Jeanine Isabel Butler, the director, co-writer, and co-producer of “American Heretics,” shot her movie in Oklahoma because it’s one of the reddest states in America, without a single county that voted for Obama (or didn’t vote for Trump). The religion in Oklahoma is largely Southern Baptist, and Meyers, who has the high whitish hair and avuncular beard of an aging Christian summer-camp counselor, says, “I’m always joking that in Oklahoma you can be a Democrat or you can be a Christian, but you can’t be both. That would be peculiar.” But it’s the conviction of Meyers, and of other Oklahoma gadflies with congregations who are profiled in the movie, that the movement of Christians who are against the Christian right is more than an anomaly — it’s an earthquake waiting to happen.
Bishop Carlton Pearson, a fourth-generation Pentecostal who was the associate evangelist on Oral Roberts’ TV ministry during the ’70s, is now a liberal outlier, and he says it makes total sense that Christianity has made an alliance with Donald Trump, since Trump comes close to the image of an angry vengeful (white) god that the new Christianity, with its “very parental and very punitive” model of morality, is selling. Pearson was a rising star of televangelism until he embraced the gospel of universal reconciliation and began to downplay the centrality of hell in Christian theology. In truth, there isn’t much of an image of hell in the Bible; most of the imagery we think of comes from Dante. But Pearson became a pariah, even within his own family, although he speaks here with great eloquence of forging “a new spiritual paradigm,” and predicts that churches like the Mayflower will be the new megachurches in the next 10 years.
“American Heretics” is, among other things, a fascinating history lesson, especially when Bernard Brandon Scott, professor emeritus of Oklahoma’s Phillips Theological Seminary, discusses the ways that the codification of Evangelical righteousness is based on deeply flawed notions of how those certainties first came into being. Scott, who’s like a wilier Joseph Campbell, talks about what a scrappy and disparate and, at times, random document the New Testament is — and makes the point that the be-all-and-end-all faith now placed in the Bible as the defining totem of Jesus’ teachings is misplaced, since the Bible as we know it didn’t even exist until several centuries after Jesus’ death. Scott points out that in the formative years of Christianity there were female apostles, as well as images in catacombs all over the world of women praying. But that image of a devout woman as the archetypal Christian began to be suppressed with the council of Constantine, who sought to unify the Roman Empire and used the Nicene Creed as a thunderous manifesto that shifted Christianity from a religion of doing to a religion of, simply, believing.

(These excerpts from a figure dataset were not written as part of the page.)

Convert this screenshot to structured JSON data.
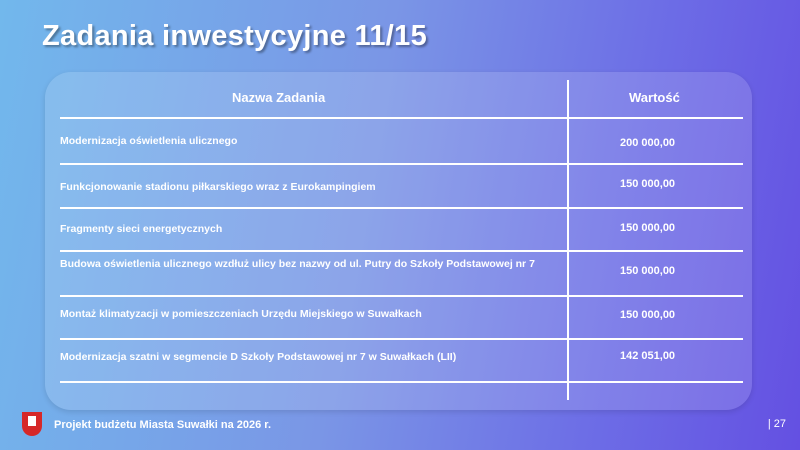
{
  "title": "Zadania inwestycyjne 11/15",
  "table": {
    "headers": [
      "Nazwa Zadania",
      "Wartość"
    ],
    "rows": [
      {
        "name": "Modernizacja oświetlenia ulicznego",
        "value": "200 000,00"
      },
      {
        "name": "Funkcjonowanie stadionu piłkarskiego wraz z Eurokampingiem",
        "value": "150 000,00"
      },
      {
        "name": "Fragmenty sieci energetycznych",
        "value": "150 000,00"
      },
      {
        "name": "Budowa oświetlenia ulicznego wzdłuż ulicy bez nazwy od ul. Putry do Szkoły Podstawowej nr 7",
        "value": "150 000,00"
      },
      {
        "name": "Montaż klimatyzacji w pomieszczeniach Urzędu Miejskiego w Suwałkach",
        "value": "150 000,00"
      },
      {
        "name": "Modernizacja szatni w segmencie D Szkoły Podstawowej nr 7 w Suwałkach (LII)",
        "value": "142 051,00"
      }
    ]
  },
  "footer": {
    "text": "Projekt budżetu Miasta Suwałki na 2026 r.",
    "page": "| 27",
    "logo": "suwalki-coat-of-arms"
  }
}
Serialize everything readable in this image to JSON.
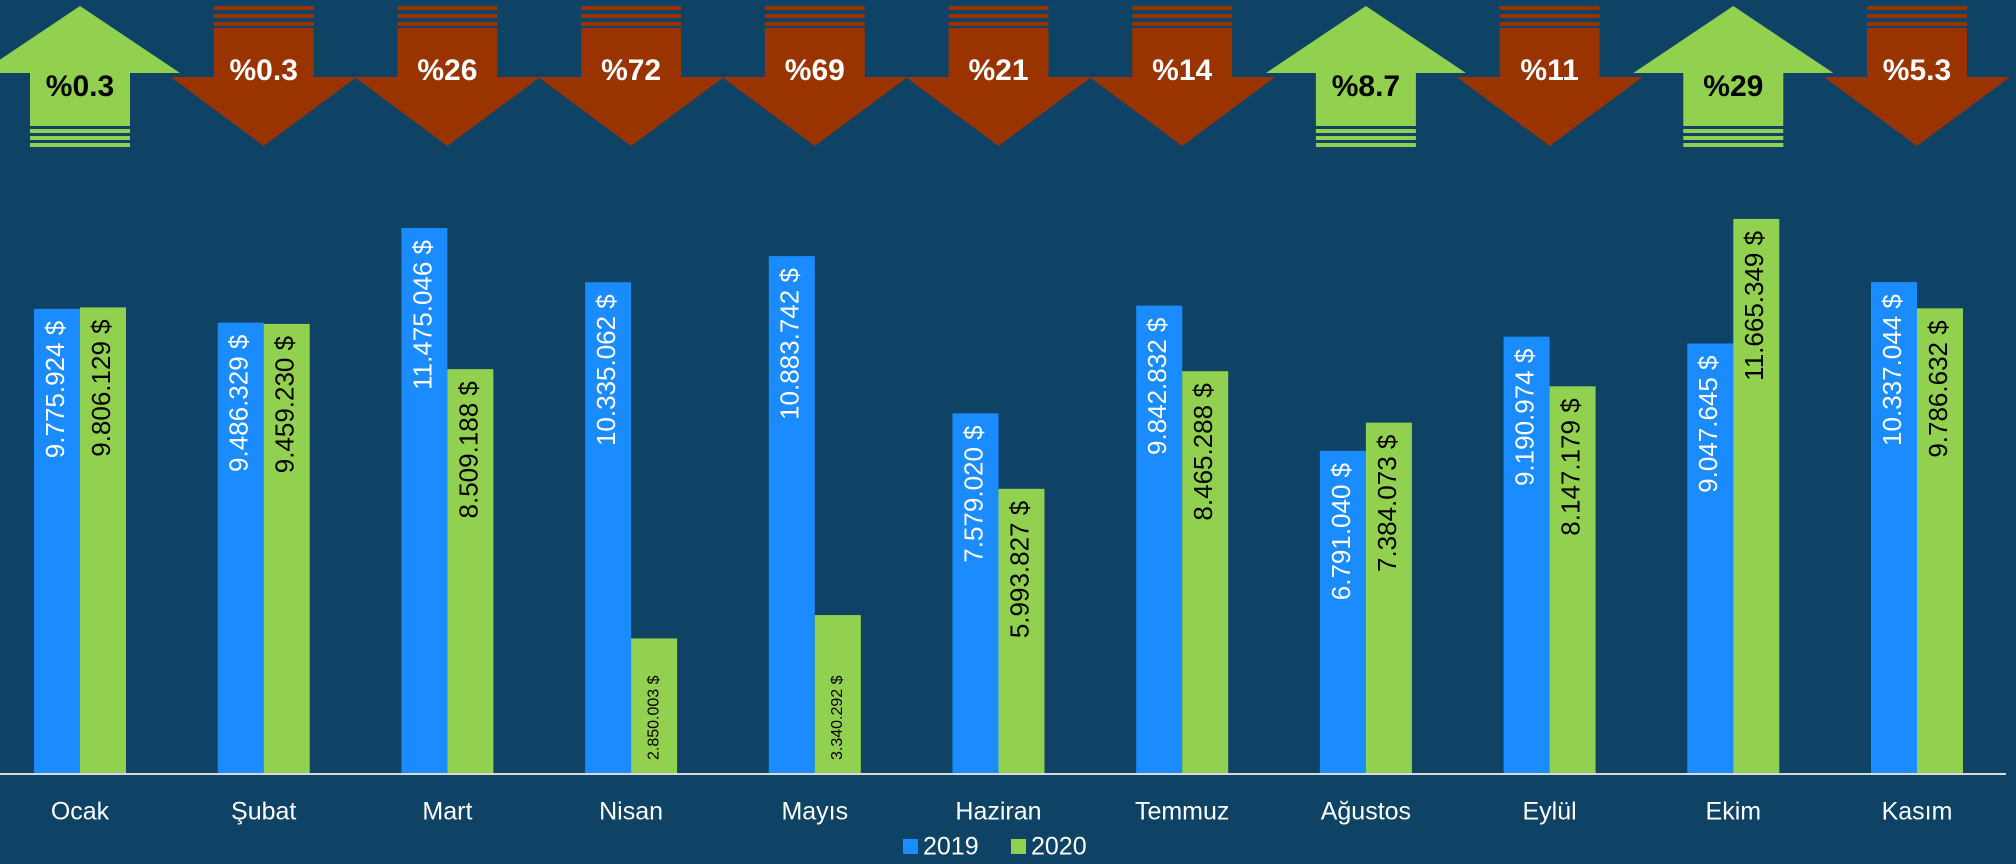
{
  "chart_data": {
    "type": "bar",
    "categories": [
      "Ocak",
      "Şubat",
      "Mart",
      "Nisan",
      "Mayıs",
      "Haziran",
      "Temmuz",
      "Ağustos",
      "Eylül",
      "Ekim",
      "Kasım"
    ],
    "series": [
      {
        "name": "2019",
        "color": "#1a8cff",
        "label_color": "#ffffff",
        "values": [
          9775924,
          9486329,
          11475046,
          10335062,
          10883742,
          7579020,
          9842832,
          6791040,
          9190974,
          9047645,
          10337044
        ],
        "value_labels": [
          "9.775.924 $",
          "9.486.329 $",
          "11.475.046 $",
          "10.335.062 $",
          "10.883.742 $",
          "7.579.020 $",
          "9.842.832 $",
          "6.791.040 $",
          "9.190.974 $",
          "9.047.645 $",
          "10.337.044 $"
        ]
      },
      {
        "name": "2020",
        "color": "#92d050",
        "label_color": "#000000",
        "values": [
          9806129,
          9459230,
          8509188,
          2850003,
          3340292,
          5993827,
          8465288,
          7384073,
          8147179,
          11665349,
          9786632
        ],
        "value_labels": [
          "9.806.129 $",
          "9.459.230 $",
          "8.509.188 $",
          "2.850.003 $",
          "3.340.292 $",
          "5.993.827 $",
          "8.465.288 $",
          "7.384.073 $",
          "8.147.179 $",
          "11.665.349 $",
          "9.786.632 $"
        ]
      }
    ],
    "changes": [
      0.3,
      -0.3,
      -26,
      -72,
      -69,
      -21,
      -14,
      8.7,
      -11,
      29,
      -5.3
    ],
    "change_labels": [
      "%0.3",
      "%0.3",
      "%26",
      "%72",
      "%69",
      "%21",
      "%14",
      "%8.7",
      "%11",
      "%29",
      "%5.3"
    ],
    "up_color": "#92d050",
    "down_color": "#993300",
    "ylim": [
      0,
      12000000
    ],
    "legend": "bottom"
  }
}
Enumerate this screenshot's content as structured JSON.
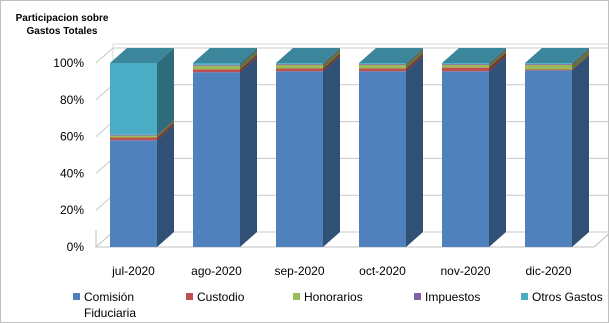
{
  "chart_data": {
    "type": "bar",
    "stacked": true,
    "percent": true,
    "three_d": true,
    "title": "Participacion sobre Gastos Totales",
    "categories": [
      "jul-2020",
      "ago-2020",
      "sep-2020",
      "oct-2020",
      "nov-2020",
      "dic-2020"
    ],
    "y_ticks": [
      "0%",
      "20%",
      "40%",
      "60%",
      "80%",
      "100%"
    ],
    "ylim": [
      0,
      100
    ],
    "grid": true,
    "legend_position": "bottom",
    "series": [
      {
        "name": "Comisión Fiduciaria",
        "color": "#4f81bd",
        "values": [
          58,
          95,
          95.5,
          95.5,
          95.5,
          96
        ]
      },
      {
        "name": "Custodio",
        "color": "#c0504d",
        "values": [
          1.5,
          1.5,
          1.5,
          1.5,
          2,
          0.5
        ]
      },
      {
        "name": "Honorarios",
        "color": "#9bbb59",
        "values": [
          1,
          2,
          2,
          2,
          1.5,
          2.5
        ]
      },
      {
        "name": "Impuestos",
        "color": "#8064a2",
        "values": [
          0.5,
          0.5,
          0.5,
          0.5,
          0.5,
          0.5
        ]
      },
      {
        "name": "Otros Gastos",
        "color": "#4bacc6",
        "values": [
          39,
          1,
          0.5,
          0.5,
          0.5,
          0.5
        ]
      }
    ]
  }
}
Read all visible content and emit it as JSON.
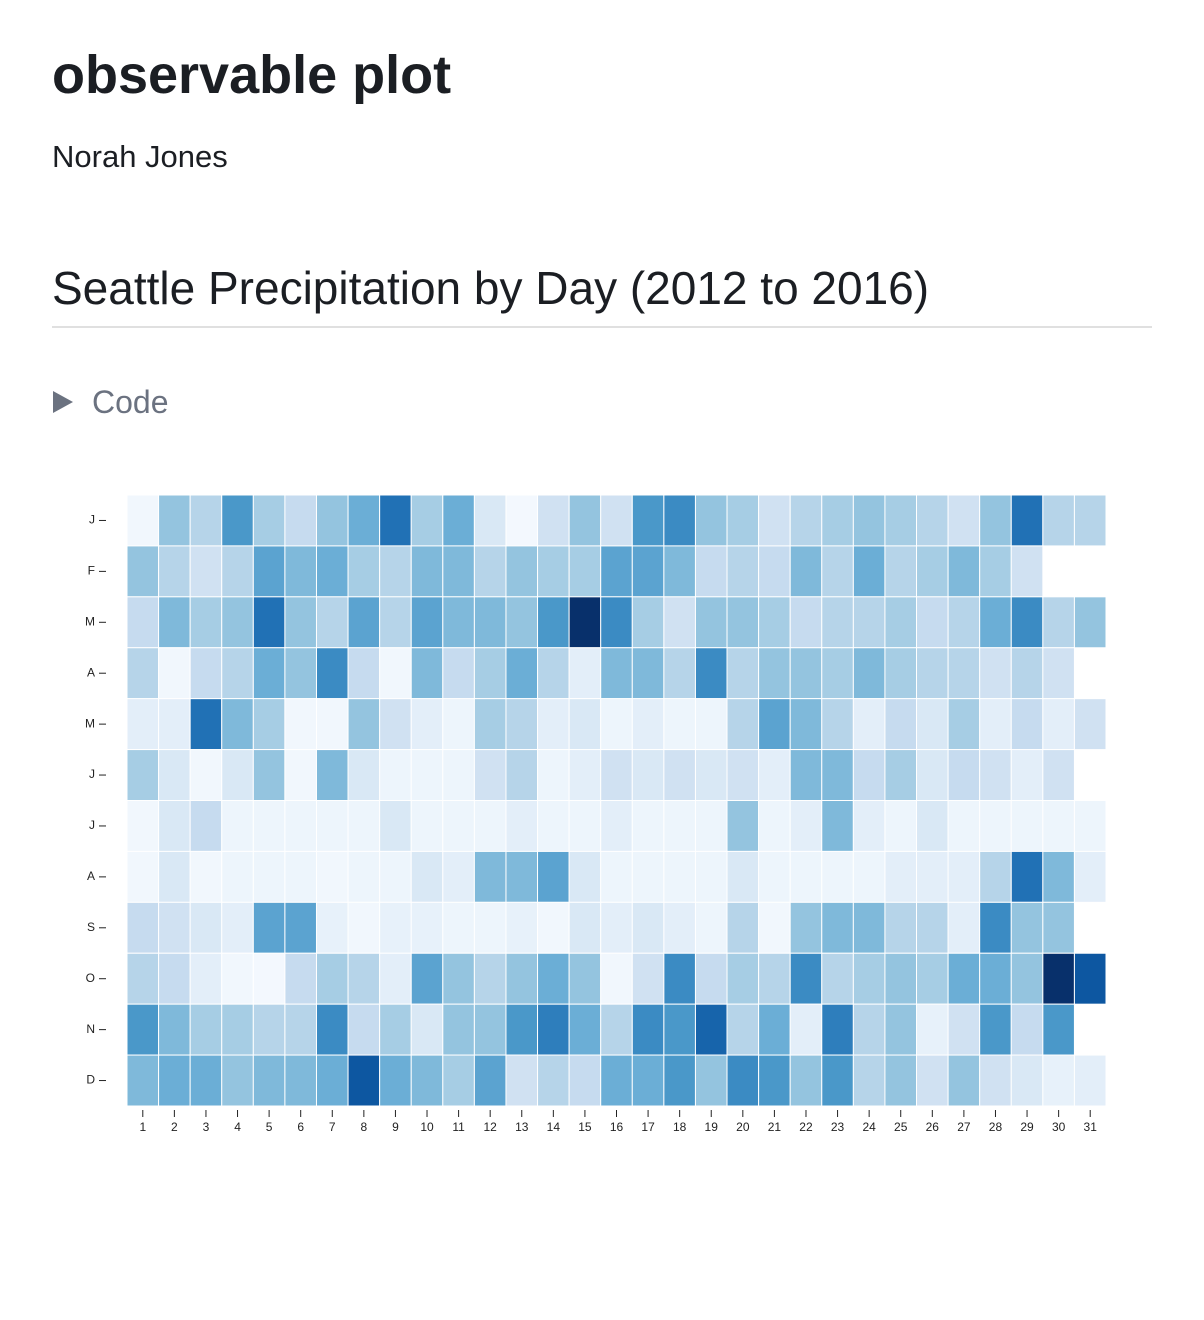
{
  "header": {
    "title": "observable plot",
    "author": "Norah Jones"
  },
  "section": {
    "title": "Seattle Precipitation by Day (2012 to 2016)",
    "code_toggle": "Code"
  },
  "chart_data": {
    "type": "heatmap",
    "y_categories": [
      "J",
      "F",
      "M",
      "A",
      "M",
      "J",
      "J",
      "A",
      "S",
      "O",
      "N",
      "D"
    ],
    "x_categories": [
      1,
      2,
      3,
      4,
      5,
      6,
      7,
      8,
      9,
      10,
      11,
      12,
      13,
      14,
      15,
      16,
      17,
      18,
      19,
      20,
      21,
      22,
      23,
      24,
      25,
      26,
      27,
      28,
      29,
      30,
      31
    ],
    "zlim": [
      0,
      10
    ],
    "colors": [
      "#f7fbff",
      "#deebf7",
      "#c6dbef",
      "#9ecae1",
      "#6baed6",
      "#4292c6",
      "#2171b5",
      "#08519c",
      "#08306b"
    ],
    "values": [
      [
        0.3,
        4,
        3,
        6,
        3.5,
        2.5,
        4,
        5,
        7.5,
        3.5,
        5,
        1.5,
        0.2,
        2,
        4,
        2,
        6,
        6.5,
        4,
        3.5,
        2,
        3,
        3.5,
        4,
        3.5,
        3,
        2,
        4,
        7.5,
        3,
        3
      ],
      [
        4,
        3,
        2,
        3,
        5.5,
        4.5,
        5,
        3.5,
        3,
        4.5,
        4.5,
        3,
        4,
        3.5,
        3.5,
        5.5,
        5.5,
        4.5,
        2.5,
        3,
        2.5,
        4.5,
        3,
        5,
        3,
        3.5,
        4.5,
        3.5,
        2,
        null,
        null
      ],
      [
        2.5,
        4.5,
        3.5,
        4,
        7.5,
        4,
        3,
        5.5,
        3,
        5.5,
        4.5,
        4.5,
        4,
        6,
        10,
        6.5,
        3.5,
        2,
        4,
        4,
        3.5,
        2.5,
        3,
        3,
        3.5,
        2.5,
        3,
        5,
        6.5,
        3,
        4
      ],
      [
        3,
        0.3,
        2.5,
        3,
        5,
        4,
        6.5,
        2.5,
        0.3,
        4.5,
        2.5,
        3.5,
        5,
        3,
        1,
        4.5,
        4.5,
        3,
        6.5,
        3,
        4,
        4,
        3.5,
        4.5,
        3.5,
        3,
        3,
        2,
        3,
        2,
        null
      ],
      [
        1,
        1,
        7.5,
        4.5,
        3.5,
        0.3,
        0.3,
        4,
        2,
        1,
        0.5,
        3.5,
        3,
        1,
        1.5,
        0.5,
        1,
        0.5,
        0.5,
        3,
        5.5,
        4.5,
        3,
        1,
        2.5,
        1.5,
        3.5,
        1,
        2.5,
        1,
        2
      ],
      [
        3.5,
        1.5,
        0.3,
        1.5,
        4,
        0.3,
        4.5,
        1.5,
        0.5,
        0.5,
        0.5,
        2,
        3,
        0.5,
        1,
        2,
        1.5,
        2,
        1.5,
        2,
        1,
        4.5,
        4.5,
        2.5,
        3.5,
        1.5,
        2.5,
        2,
        1,
        2,
        null
      ],
      [
        0.3,
        1.5,
        2.5,
        0.5,
        0.5,
        0.5,
        0.5,
        0.5,
        1.5,
        0.5,
        0.5,
        0.5,
        1,
        0.5,
        0.5,
        1,
        0.5,
        0.5,
        0.5,
        4,
        0.5,
        1,
        4.5,
        1,
        0.5,
        1.5,
        0.5,
        0.5,
        0.5,
        0.5,
        0.5
      ],
      [
        0.3,
        1.5,
        0.3,
        0.5,
        0.5,
        0.5,
        0.3,
        0.5,
        0.5,
        1.5,
        1,
        4.5,
        4.5,
        5.5,
        1.5,
        0.5,
        0.5,
        0.5,
        0.5,
        1.5,
        0.5,
        0.5,
        0.5,
        0.5,
        1,
        1,
        1,
        3,
        7.5,
        4.5,
        1
      ],
      [
        2.5,
        2,
        1.5,
        1,
        5.5,
        5.5,
        0.8,
        0.3,
        0.8,
        0.8,
        0.5,
        0.5,
        0.8,
        0.3,
        1.5,
        1,
        1.5,
        1,
        0.5,
        3,
        0.3,
        4,
        4.5,
        4.5,
        3,
        3,
        1,
        6.5,
        4,
        4,
        null
      ],
      [
        3,
        2.5,
        1,
        0.3,
        0.2,
        2.5,
        3.5,
        3,
        1,
        5.5,
        4,
        3,
        4,
        5,
        4,
        0.3,
        2,
        6.5,
        2.5,
        3.5,
        3,
        6.5,
        3,
        3.5,
        4,
        3.5,
        5,
        5,
        4,
        10,
        8.5
      ],
      [
        6,
        4.5,
        3.5,
        3.5,
        3,
        3,
        6.5,
        2.5,
        3.5,
        1.5,
        4,
        4,
        6,
        7,
        5,
        3,
        6.5,
        6,
        8,
        3,
        5,
        1,
        7,
        3,
        4,
        0.8,
        2,
        6,
        2.5,
        6,
        null
      ],
      [
        4.5,
        5,
        5,
        4,
        4.5,
        4.5,
        5,
        8.5,
        5,
        4.5,
        3.5,
        5.5,
        2,
        3,
        2.5,
        5,
        5,
        6,
        4,
        6.5,
        6,
        4,
        6,
        3,
        4,
        2,
        4,
        2,
        1.5,
        0.8,
        1
      ]
    ]
  }
}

“American Heretics” is eye-opening, yet it’s never explosive. What it shows us is several devoted men, and one devoted woman, the Reverend Lori Walke, trying to lead a movement by staying true to their own idealism. But the film shies away from showing us the conflict between liberal Christianity and the target-happy forces of the Christian right. In this movie, the movement that was started by leaders like Jerry Falwell in the late ’70s consists of people who have sold out Christianity (and maybe themselves) by turning it into a moral and political battering ram. Yet it would be foolish to deny that they’re more mesmerizing than the do-gooder heroes. It’s far more dramatic and commanding to see them flip “compassion” on its head, turning it into a movement of showbiz wrath, than to watch a bunch of true Christians try and save the world the old-fashioned way: one soul at a time.